What is the cause of increased risk of malignancies after transplantation?
There are several factors that seem to be associated with the development of malignancy after transplantation: impaired immune surveillance secondary to immunosuppression; carcinogenic factors like sun exposure; and host factors such as genetic predisposition to cancer, presence of oncogenic viral infection and prolonged dialysis.
How does a viral infection may increase the risk of malignancy?
Certain virus like EBV, HHV-8 and HPV carry viral oncogenes in their genome, which directly affect cell-cycle and apoptosis regulation. For example, HPV has the E6 oncogene that produces a protein that binds to p53, a major regulator of cell growth and tumor suppressor protein. Following E6 binding of p53, p53 is degraded, allowing unchecked cellular cycling and accumulation of chromosomal mutations without DNA repair.
Do different immunosuppressive drugs vary in their risk of post-transplant malignancy?
In general, the intensity and duration of immunosuppression therapy plays a major role in determining this risk of malignancy, since it severely disrupts the immune surveillance of cancers cells and dampen anti-viral immunity. Moreover, certain specific drugs like azathioprine and cyclosporine have been shown to directly lower the repair rate of DNA damage induced by solar UV radiation. In contrary, mTOR inhibitors have been shown to inhibit tumor growth mediated by both blockade of the PI3K-Akt-mTOR pathway, which is frequently activated in cancer, and by angiogenesis inhibition.
Compared to the general population, are there special screenings required for the kidney transplant recipient?
Since skin cancer is one of the most prevalent malignancies, recipients should be educated about their increased risk and recommended to reduce levels of sun exposure (especially between 10am and 4pm), wear protective clothing and apply sunscreen to sun-exposed areas, perform self-examinations and annual skin examinations by qualified health professional.

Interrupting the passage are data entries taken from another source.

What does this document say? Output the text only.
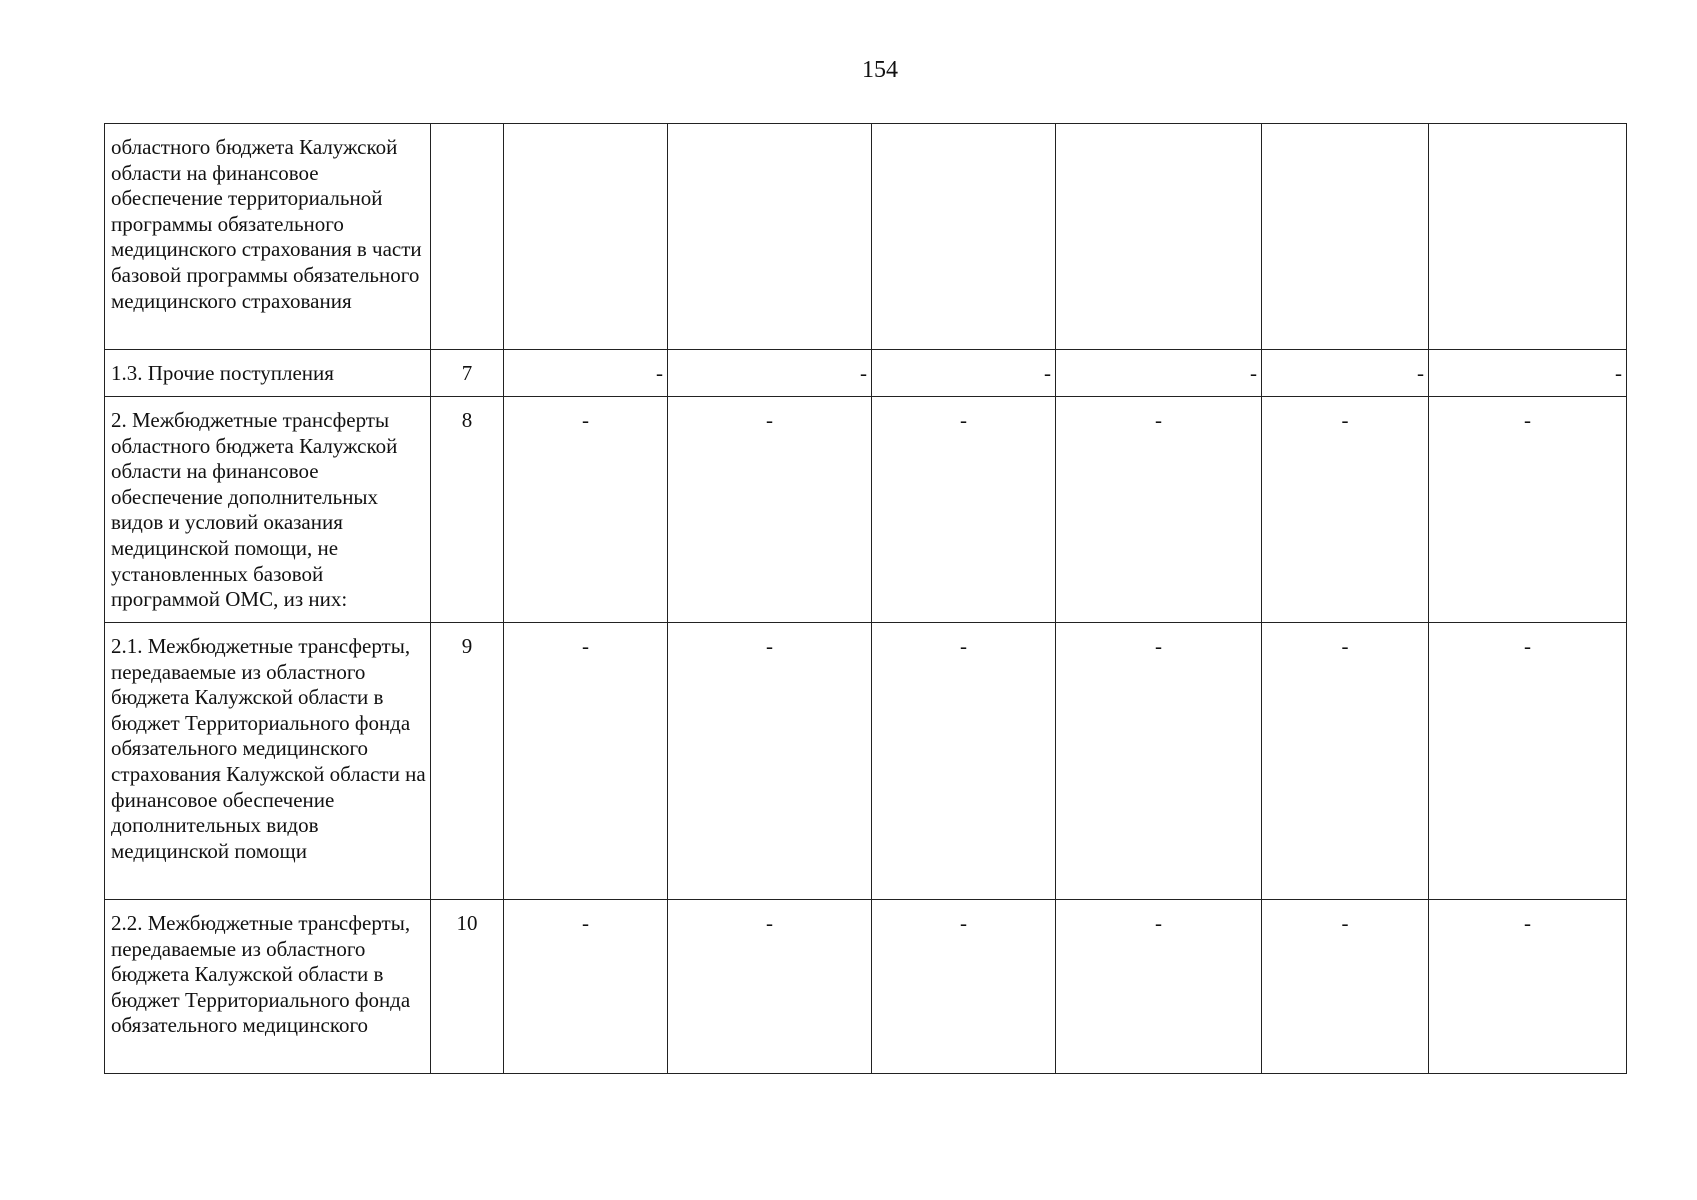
154
областного бюджета Калужской области на финансовое обеспечение территориальной программы обязательного медицинского страхования в части базовой программы обязательного медицинского страхования							
1.3. Прочие поступления	7	-	-	-	-	-	-
2. Межбюджетные трансферты областного бюджета Калужской области на финансовое обеспечение дополнительных видов и условий оказания медицинской помощи, не установленных базовой программой ОМС, из них:	8	-	-	-	-	-	-
2.1. Межбюджетные трансферты, передаваемые из областного бюджета Калужской области в бюджет Территориального фонда обязательного медицинского страхования Калужской области на финансовое обеспечение дополнительных видов медицинской помощи	9	-	-	-	-	-	-
2.2. Межбюджетные трансферты, передаваемые из областного бюджета Калужской области в бюджет Территориального фонда обязательного медицинского	10	-	-	-	-	-	-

For non-skin cancers, the KDIGO guidelines recommend solely reinforcement of the regular cancer screenings performed in the general population.
If a malignancy arise, what is the ideal approach?
The cancer should be managed with specific therapies for the particular tumor type associated with reduction and/or conversion to a mTOR inhibitor. The conversion to mTOR inhibitors have been successful in inducing complete regression of Kaposi’s sarcoma (figure) and decreasing the recurrence of skin cancers. General contraindications for conversion in kidney transplant recipients are proteinuria greater than 500mg/day and GFR less than 40 ml/min.
Gap in knowledge: we still need some prospective trials in order to determine if further cancer screening exams would be warranted in the transplant population that carries other competing risks like cardiovascular disease and infection.
Ah if only there wasn't as many side effects with sirolimus.
My husband recently contracted Hodgkins lymphoma (last year). He went into remission very quickly and is doing well now but he's had to reduce his cyclosporin dosage and will likely be increasing his Cellcept dosage. Sirolimus was also offered but Cellcept is known to work for him so we are opting for this change.
As of last month, he has had his transplanted kidney for 20 years. Let's hope that his transplanted kidney continues to work without futher malignancies in future for as long as possible.
Thank you to all the specialists who update this blog.
Whilst I am not (yet) working the medical field (have started studying in the field though), this blog is really a well of knowledge.
Great question. The major limitation for sirolimus use in transplantation is its side effect profile (renal toxicity and bone marrow suppresssion) and its low immununosuppressive potency. The long-waited ELITE-Symphony Study revealed that the incidence of acute rejections was higher in patients administered rapamycin than in those administered either tacrolimus or ciclosporin. Nonetheless, as we learn to better use this agent, it might still have some beneficial effects in combination with other drugs.
So, why not mTOR as first-line for most?, (hence perhaps preventing more of these cancers).